Summary Introduction Current recommendations for coagulation testing storage and thawing are based on historical studies that were performed using unbuffered 3.8% sodium citrate. We sought to measure the effects of freezing and thawing conditions 3.2% buffered sodium citrate plasma samples that have been stored in vials with either snap or sealed screw tops, frozen in −70 °C freezer or dry ice and thawed either capped or uncapped. Methods Shed blood samples were pooled and then aliquoted into four snap top and four screw tops vials. Half the vials were stored in a −70 °C freezer, and half on dry ice for at least 16 h. Afterwards, half the frozen samples were thawed in 37 °C waterbath capped, and other half were thawed capped. After thawing cycles, samples were tested for PT , activated partial thromboplastin time ( APTT ), fibrinogen, D‐dimer, factor assays, von Willebrand factor activity, plasminogen, antithrombin, protein C and lupus anticoagulant.
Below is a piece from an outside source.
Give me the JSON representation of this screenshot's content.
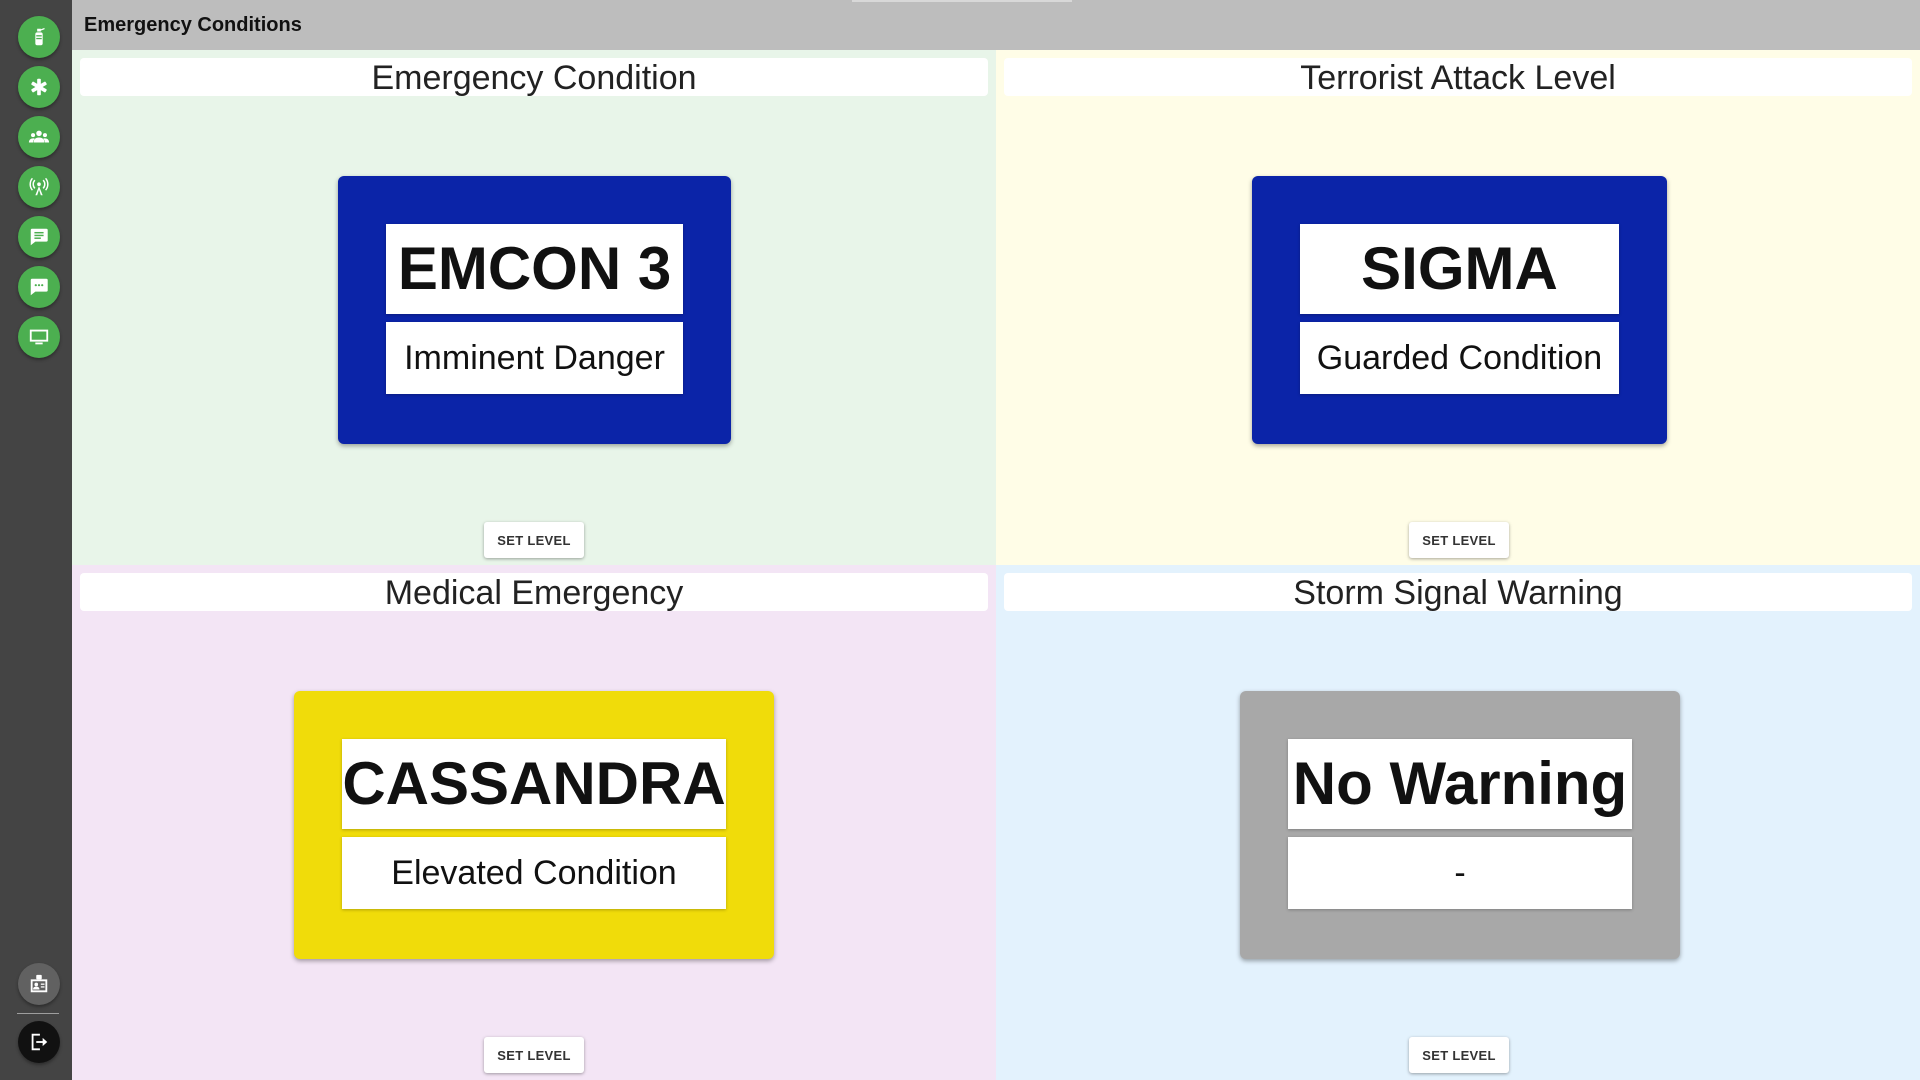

Results Prothrombin time, APTT , factor X, and lupus anticoagulant testing were affected by all vials, freezing and thawing conditions, whereas fibrinogen, D‐dimer, von Willebrand activity or protein C were not affected by any vial, freezing or storage condition. Conclusions Storage vials, freezing and thawing condition affect coagulation testing, although these differences may not be clinically significant.